Une fois passée la frénésie sexuelle des premiers jours, nous trouvons un rythme de croisière plus tranquille. Nous passons des soirées ensemble, parfois chez elle, souvent chez moi, simplement à regarder une série sur Netflix ou à prolonger l’apéro jusqu’au moment où la fatigue et l’ivresse nous envoient nous coucher. Simplement contents d’être ensemble, à l’aise dans les silences, comme si nous nous connaissions depuis toujours.

C’est pourtant loin d’être le cas, mais il règne entre nous comme une espèce de sérénité confortable que je n’aurais jamais associée à Katerína. Alors qu’Eléni était en apparence plus posée et réfléchie et que Katerína m’apparaissait un peu comme une pile électrique survoltée, c’est finalement le contraire en réalité.
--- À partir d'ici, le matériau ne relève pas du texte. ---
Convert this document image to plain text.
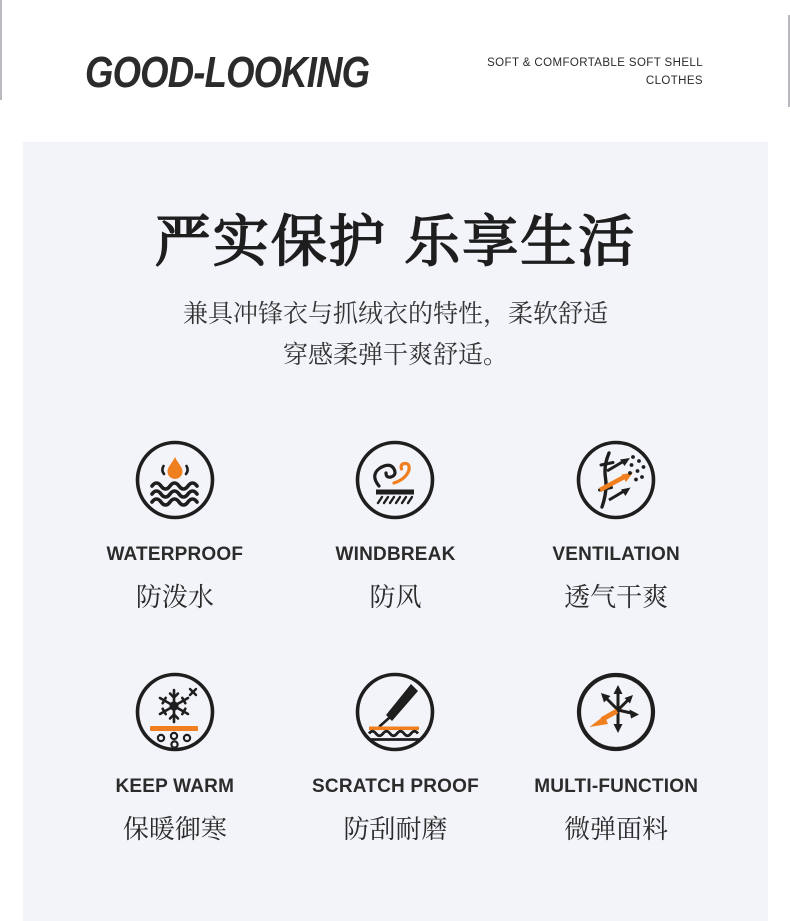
GOOD-LOOKING	SOFT & COMFORTABLE SOFT SHELL
CLOTHES
严实保护 乐享生活
兼具冲锋衣与抓绒衣的特性，柔软舒适
穿感柔弹干爽舒适。
WATERPROOF
防泼水
WINDBREAK
防风
VENTILATION
透气干爽
KEEP WARM
保暖御寒
SCRATCH PROOF
防刮耐磨
MULTI-FUNCTION
微弹面料
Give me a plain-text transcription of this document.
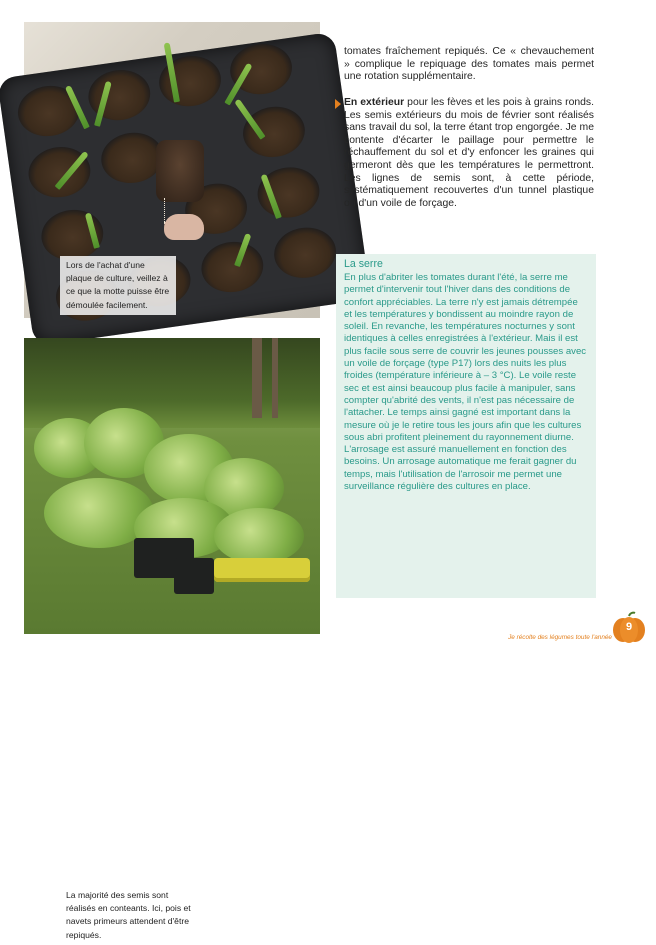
Lors de l'achat d'une plaque de culture, veillez à ce que la motte puisse être démoulée facilement.
La majorité des semis sont réalisés en conteants. Ici, pois et navets primeurs attendent d'être repiqués.
tomates fraîchement repiqués. Ce « chevauchement » complique le repiquage des tomates mais permet une rotation supplémentaire.
En extérieur pour les fèves et les pois à grains ronds. Les semis extérieurs du mois de février sont réalisés sans travail du sol, la terre étant trop engorgée. Je me contente d'écarter le paillage pour permettre le réchauffement du sol et d'y enfoncer les graines qui germeront dès que les températures le permettront. Les lignes de semis sont, à cette période, systématiquement recouvertes d'un tunnel plastique ou d'un voile de forçage.

La serre

En plus d'abriter les tomates durant l'été, la serre me permet d'intervenir tout l'hiver dans des conditions de confort appréciables. La terre n'y est jamais détrempée et les températures y bondissent au moindre rayon de soleil. En revanche, les températures nocturnes y sont identiques à celles enregistrées à l'extérieur. Mais il est plus facile sous serre de couvrir les jeunes pousses avec un voile de forçage (type P17) lors des nuits les plus froides (température inférieure à – 3 °C). Le voile reste sec et est ainsi beaucoup plus facile à manipuler, sans compter qu'abrité des vents, il n'est pas nécessaire de l'attacher. Le temps ainsi gagné est important dans la mesure où je le retire tous les jours afin que les cultures sous abri profitent pleinement du rayonnement diurne. L'arrosage est assuré manuellement en fonction des besoins. Un arrosage automatique me ferait gagner du temps, mais l'utilisation de l'arrosoir me permet une surveillance régulière des cultures en place.

Je récolte des légumes toute l'année
9
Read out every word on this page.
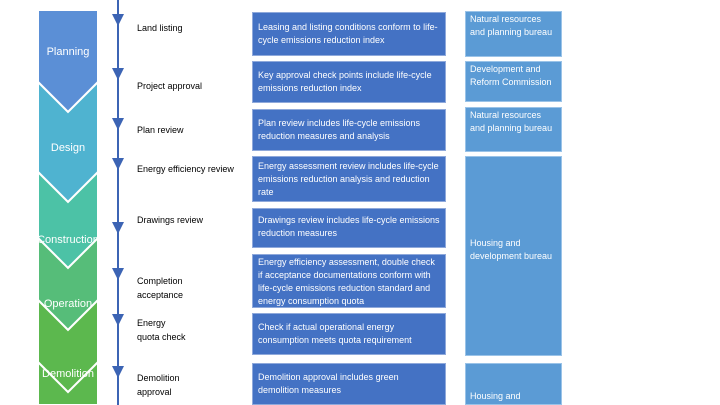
Planning
Design
Construction
Operation
Demolition
Land listing
Project approval
Plan review
Energy efficiency review
Drawings review
Completion acceptance
Energy quota check
Demolition approval
Leasing and listing conditions conform to life-cycle emissions reduction index
Key approval check points include life-cycle emissions reduction index
Plan review includes life-cycle emissions reduction measures and analysis
Energy assessment review includes life-cycle emissions reduction analysis and reduction rate
Drawings review includes life-cycle emissions reduction measures
Energy efficiency assessment, double check if acceptance documentations conform with life-cycle emissions reduction standard and energy consumption quota
Check if actual operational energy consumption meets quota requirement
Demolition approval includes green demolition measures
Natural resources and planning bureau
Development and Reform Commission
Natural resources and planning bureau
Housing and development bureau
Housing and
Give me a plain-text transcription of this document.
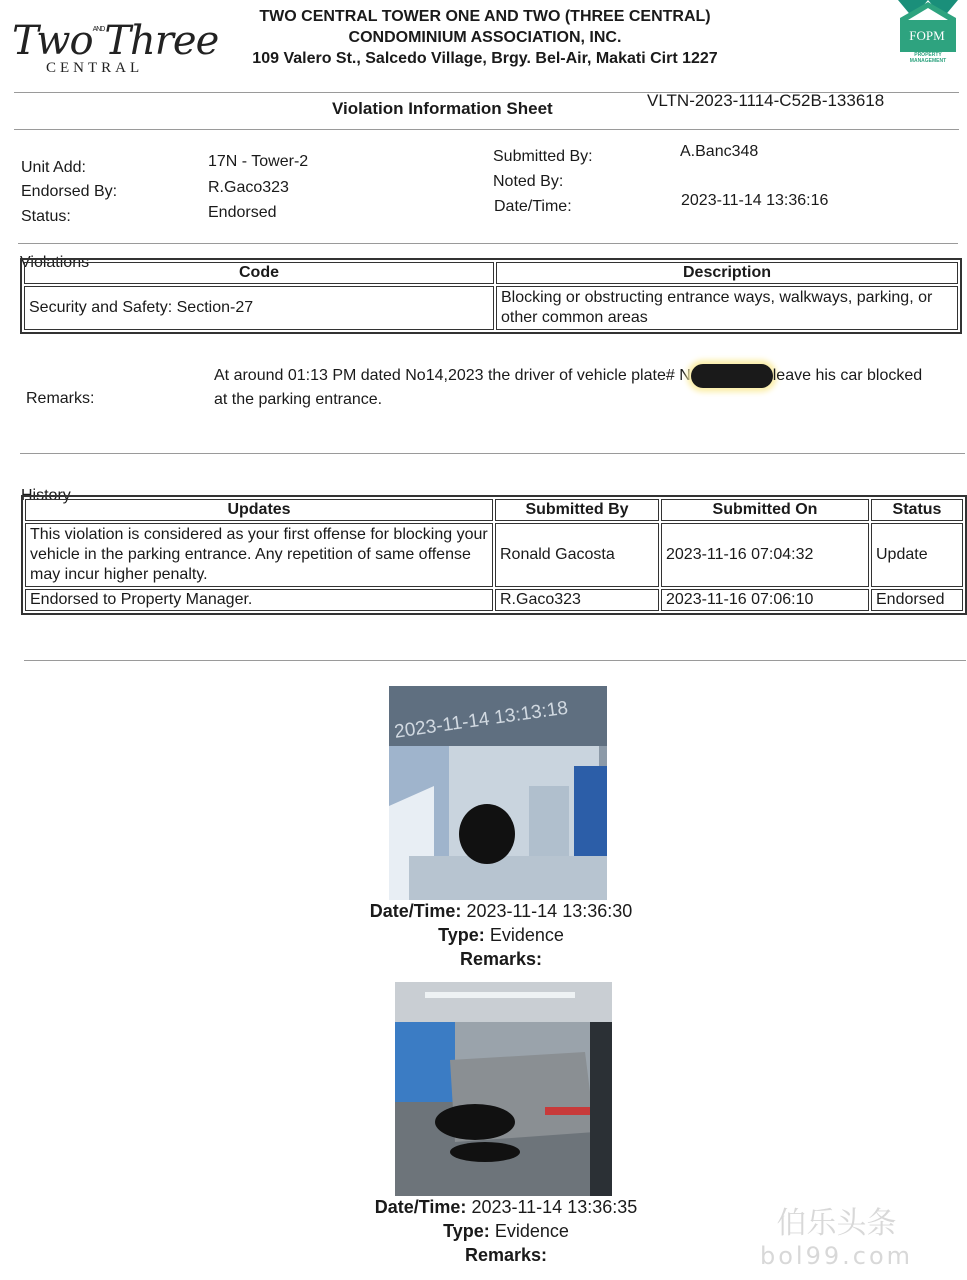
Two$^{AND}$Three
CENTRAL
TWO CENTRAL TOWER ONE AND TWO (THREE CENTRAL)
CONDOMINIUM ASSOCIATION, INC.
109 Valero St., Salcedo Village, Brgy. Bel-Air, Makati Cirt 1227
FOPM
PROPERTY
MANAGEMENT
Violation Information Sheet	VLTN-2023-1114-C52B-133618
Unit Add:	17N - Tower-2
Endorsed By:	R.Gaco323
Status:	Endorsed
Submitted By:	A.Banc348
Noted By:
Date/Time:	2023-11-14 13:36:16
Violations
Code	Description
Security and Safety: Section-27	Blocking or obstructing entrance ways, walkways, parking, or other common areas
Remarks:
At around 01:13 PM dated No14,2023 the driver of vehicle plate# N	leave his car blocked
at the parking entrance.
History
Updates	Submitted By	Submitted On	Status
This violation is considered as your first offense for blocking your vehicle in the parking entrance. Any repetition of same offense may incur higher penalty.	Ronald Gacosta	2023-11-16 07:04:32	Update
Endorsed to Property Manager.	R.Gaco323	2023-11-16 07:06:10	Endorsed
2023-11-14 13:13:18
Date/Time: 2023-11-14 13:36:30
Type: Evidence
Remarks:
Date/Time: 2023-11-14 13:36:35
Type: Evidence
Remarks:
伯乐头条
bol99.com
Si Eléni cultivait une image de respectabilité et d’assurance, aussi bien par son attitude que son habillement, c’était tout l’inverse lorsque nous étions ensemble. Et il suffit de me remémorer certaines de nos rencontres ou les injonctions crues qu’elle me lançait parfois pour que je bande immédiatement à ces souvenirs.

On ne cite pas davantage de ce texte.